Ini merupakan data yang luar biasa. Betapa mahal dan lelahnya demokrasi di Indonesia. Masyarakat sesungguhnya lelah politik akibat prosedural demokrasi yang diterapkan. Energi masyarakat dan negara habis tersita hanya untuk mengejar predikat negara paling demokratis se-dunia. Lebih mengecewakan lagi Pemilu itu hanya menghasilkan pejabat-pejabat aktor korupsi yang justru menderitakan rakyat. Belum lagi dampak konflik horizontal yang diakibatkan Pemilu di berbagai daerah. Kerugian jiwa dan harta begitu besar. Aparat pun lelah terkuras energinya hanya untuk menanggulangi bentrokan dan demonstrasi yang tiada habisnya. Apakah demokrasi ini yang kita harapkan. Pasti ada yang salah dengan demokrasi dan sistem Pemilu kita.

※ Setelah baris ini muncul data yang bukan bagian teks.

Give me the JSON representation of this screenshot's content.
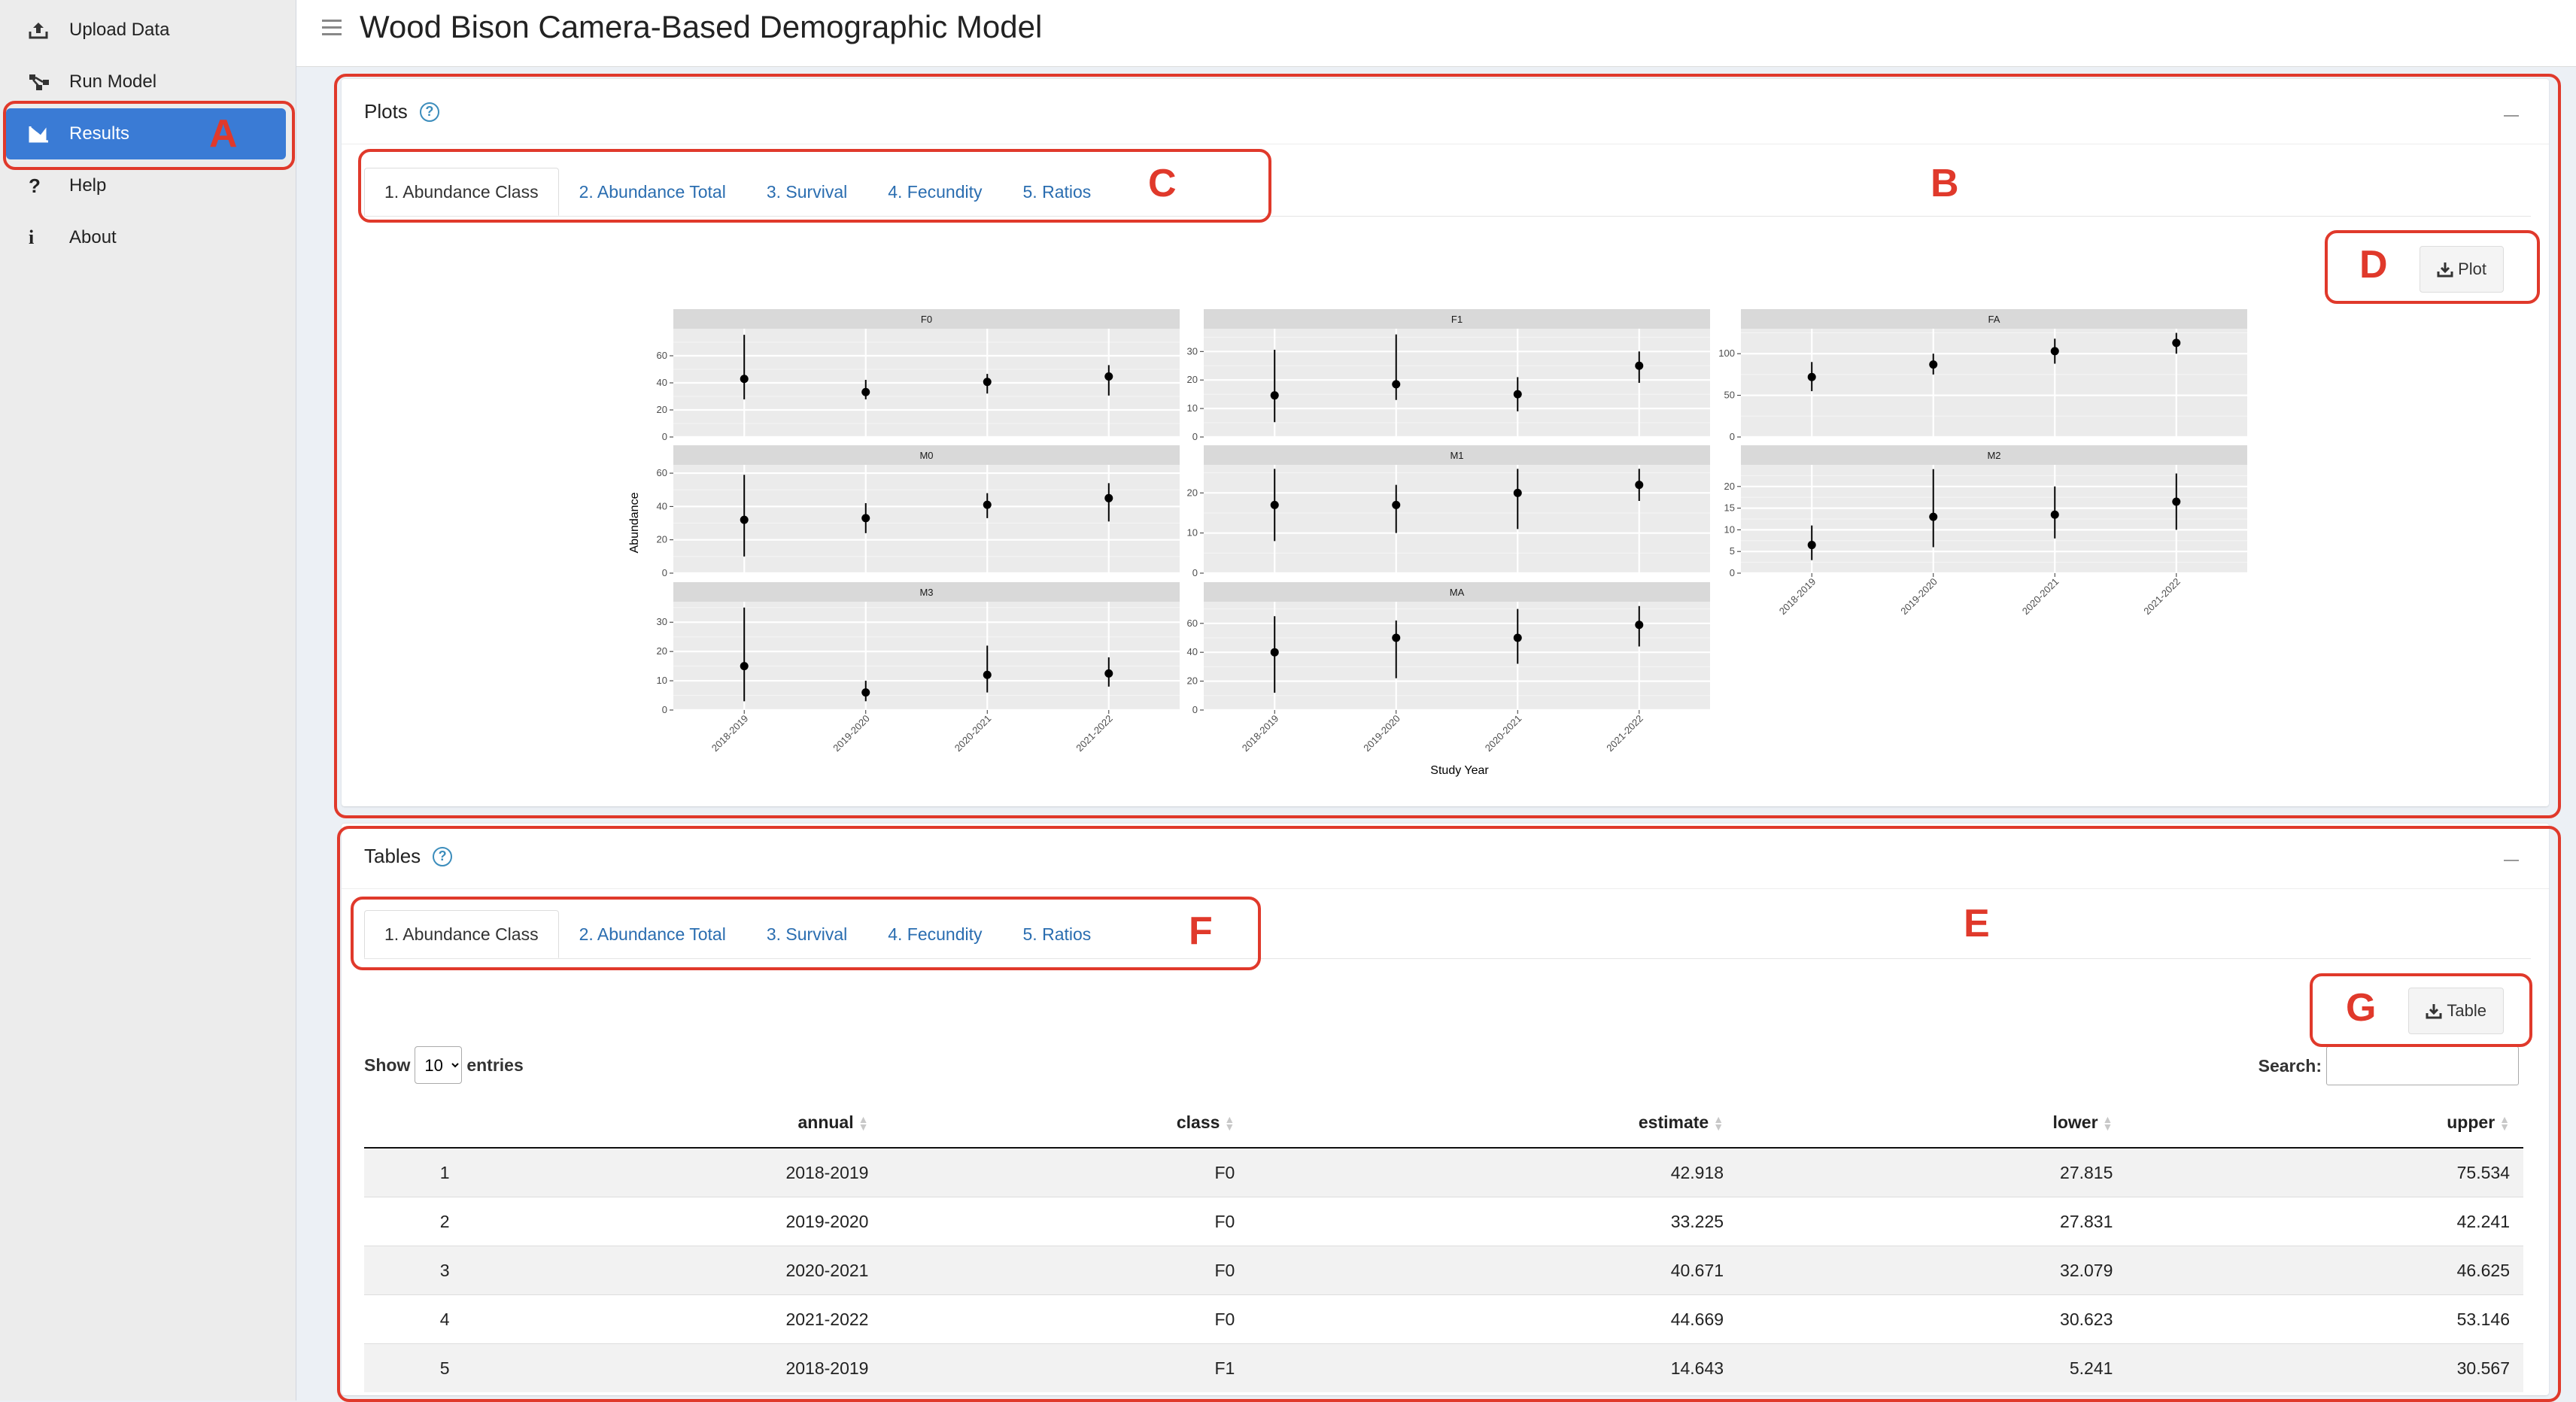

Sebagai penutup sebentar lagi Pemilu 2014 dilaksanakan, masyarakat hendaknya cerdas dalam memilih Calon-Calon Legislatifnya. Pilih yang memiliki kapabilitas, integritas, intelektual dan moral yang baik. Jangan tukar nasib rakyat dan bangsa ini hanya dengan sepasang pakaian dalam wanita atau selembar Rp. 50.000,-. Jangan biarkan bangsa Indonesia yang kita cintai ini hancur akibat dipimpin oleh orang-orang ingusan dan amatiran itu.

REKOMENDASI
 
Dari keresahan tersebut diatas maka rekomendasi yang dapat diberikan: 
1.  Untuk para Caleg agar bisa tau diri, mengukur kemampuan diri dan punya rasa malu. Menjadi seorang anggota Legislatif tidak main-main, karena disitulah kebijakan yang menentukan nasib ribuan dan jutaan rakyat Indonesia 
2.  Buat persyaratan yang jauh lebih ketat terhadap pendaftaran Caleg dari segi kapabilitas,  integritas, akademik dan moral. 
3. Buat aturan kampanye yang lebih cerdas dan tindakan sanksi yang tegas bagi yang melanggar 
4.  Beri pembelajaran politik bagi masyarakat melalui pembinaan, penyuluhan dan peran serta. 
5.  Perlu dikaji lagi efektivitas sistem Pemilu, khususnya untuk Pemilukada. 
6.  Pembatasan jumlah Partai Politik peserta Pemilu melalui persyaratan yang lebih ketat. Ideal 2-5 Partai saja peserta pemilu.